By contrast, the same CBO report found that, with a well-tailored expansion of the EITC, more than $1 of every $2 in tax credits would go to workers in poor families. Increasing the credit for workers without children, for example, would improve incentives to enter and stay in the workforce.
If all that is true, why don’t we simply advocate an expanded EITC? Actually, we do -- but we’re under no illusions about its prospects in the current political climate. Any measure that increases the budget deficit has little chance of succeeding, regardless of how desirable it may be. Raising the minimum wage won’t be much easier, yet it’s in the realm of the possible.
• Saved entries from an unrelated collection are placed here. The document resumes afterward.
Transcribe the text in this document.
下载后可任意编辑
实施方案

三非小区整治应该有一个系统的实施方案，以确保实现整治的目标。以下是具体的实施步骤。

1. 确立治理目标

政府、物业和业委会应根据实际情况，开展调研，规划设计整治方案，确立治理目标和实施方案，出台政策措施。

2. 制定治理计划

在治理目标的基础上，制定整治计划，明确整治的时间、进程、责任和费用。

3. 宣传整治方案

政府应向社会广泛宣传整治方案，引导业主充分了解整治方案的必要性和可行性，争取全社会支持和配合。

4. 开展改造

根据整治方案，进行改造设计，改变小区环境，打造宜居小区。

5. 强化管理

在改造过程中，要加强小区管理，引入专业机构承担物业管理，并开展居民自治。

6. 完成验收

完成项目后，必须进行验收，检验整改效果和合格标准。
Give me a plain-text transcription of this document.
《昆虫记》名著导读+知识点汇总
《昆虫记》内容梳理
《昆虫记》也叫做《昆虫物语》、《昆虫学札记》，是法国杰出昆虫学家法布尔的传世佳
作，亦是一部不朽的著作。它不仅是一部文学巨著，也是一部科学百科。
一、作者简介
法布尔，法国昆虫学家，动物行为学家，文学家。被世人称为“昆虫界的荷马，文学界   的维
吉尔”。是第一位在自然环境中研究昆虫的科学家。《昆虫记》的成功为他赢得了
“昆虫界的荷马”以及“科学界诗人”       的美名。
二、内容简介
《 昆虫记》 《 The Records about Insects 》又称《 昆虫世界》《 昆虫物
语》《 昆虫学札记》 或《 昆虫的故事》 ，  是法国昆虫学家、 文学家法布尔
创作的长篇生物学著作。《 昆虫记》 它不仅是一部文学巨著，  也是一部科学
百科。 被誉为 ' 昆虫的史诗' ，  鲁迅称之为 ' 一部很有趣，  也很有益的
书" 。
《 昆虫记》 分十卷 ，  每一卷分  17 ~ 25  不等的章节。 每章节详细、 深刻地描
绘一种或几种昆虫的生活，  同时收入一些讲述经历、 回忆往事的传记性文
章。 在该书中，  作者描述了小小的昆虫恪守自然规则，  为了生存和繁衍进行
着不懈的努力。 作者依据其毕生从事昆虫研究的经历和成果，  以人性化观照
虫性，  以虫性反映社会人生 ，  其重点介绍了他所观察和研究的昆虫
Whatever happens on the minimum wage, Congress and the administration should confront the problem of declining real wages in more far-reaching ways. The recession and the long, slow recovery have had a uniquely adverse effect on wage earners, especially the working poor.
Average hourly compensation has fallen in inflation-adjusted terms since the economy hit bottom in mid-2009, something that has never happened in any recovery on record, going back to 1947 (see chart). Pay has declined even as workers have boosted output per hour by about 6 percent.
The causes of this trend aren’t clear, but the consequences are indisputable: rising inequality and stagnant or falling living standards for most Americans.
Faster growth must be part of the answer. As Obama has emphasized, the U.S. needs to make its workforce more employable by raising the performance of its high schools. It must pay fresh attention to vocational training for students who won’t go on to four-year colleges and for workers switching jobs. It must get a grip on health-care costs -- one of the forces driving the wedge between rising productivity and sluggish wages.
All this needs attending to and will take years. The problem of the working poor is too pressing to wait. Obama’s plan for the minimum wage will help at little or no cost. We support it.